Ghalibaf referred to the right of self-defense in accordance with the U.N. Charter. At the same time, he emphasized the need for a ceasefire in Lebanon and the Gaza Strip.
Meanwhile, satellite photos analyzed Sunday by The Associated Press showed that the Israeli attack damaged facilities at a secretive military base southeast of the Iranian capital that experts in the past have linked to Tehran's onetime nuclear weapons program and at another base tied to its ballistic missile program.
Some of the buildings damaged sat in Iran's Parchin military base, where the International Atomic Energy Agency suspects Iran in the past conducted tests of high explosives that could trigger a nuclear weapon.
Iran long has insisted its nuclear program is peaceful, though the IAEA, Western intelligence agencies and others say Tehran had an active weapons program up until 2003.
The other damage could be seen at the nearby Khojir military base, which analysts believe hides an underground tunnel system and missile production sites.
Iran's military has not acknowledged damage at either Khojir or Parchin from Israel's attack early Saturday though it has said the assault killed four Iranian soldiers working in the country's air defense systems.
Iran's mission to the United Nations did not immediately respond to a request for comment, nor did the Israeli military.
Israeli Prime Minister Netanyahu separately claimed Sunday that Israel's strikes "severely harmed" Iran and that the barrage "achieved all its goals."

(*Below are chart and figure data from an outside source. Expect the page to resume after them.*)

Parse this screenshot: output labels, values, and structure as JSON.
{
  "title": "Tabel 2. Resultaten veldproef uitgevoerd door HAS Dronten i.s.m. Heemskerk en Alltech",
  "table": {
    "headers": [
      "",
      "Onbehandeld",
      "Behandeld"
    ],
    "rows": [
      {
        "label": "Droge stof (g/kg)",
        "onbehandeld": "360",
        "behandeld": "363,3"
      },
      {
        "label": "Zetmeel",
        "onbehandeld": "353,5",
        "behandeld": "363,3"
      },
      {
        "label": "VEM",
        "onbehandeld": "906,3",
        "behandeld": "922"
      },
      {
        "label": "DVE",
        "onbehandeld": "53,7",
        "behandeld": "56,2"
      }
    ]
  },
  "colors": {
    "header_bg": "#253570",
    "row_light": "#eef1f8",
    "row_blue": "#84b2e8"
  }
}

It remains unclear how many sites in total were targeted in the Israeli attack. There have been no images of damage so far released by Iran's military.
Iranian officials have identified affected areas as being in Ilam, Khuzestan and Tehran provinces.
Burned fields could be seen in satellite images from Planet Labs PBC around Iran's Tange Bijar natural gas production site in Ilam province on Saturday, though it wasn't immediately clear if it was related to the attack. Ilam province sits on the Iran-Iraq border in western Iran.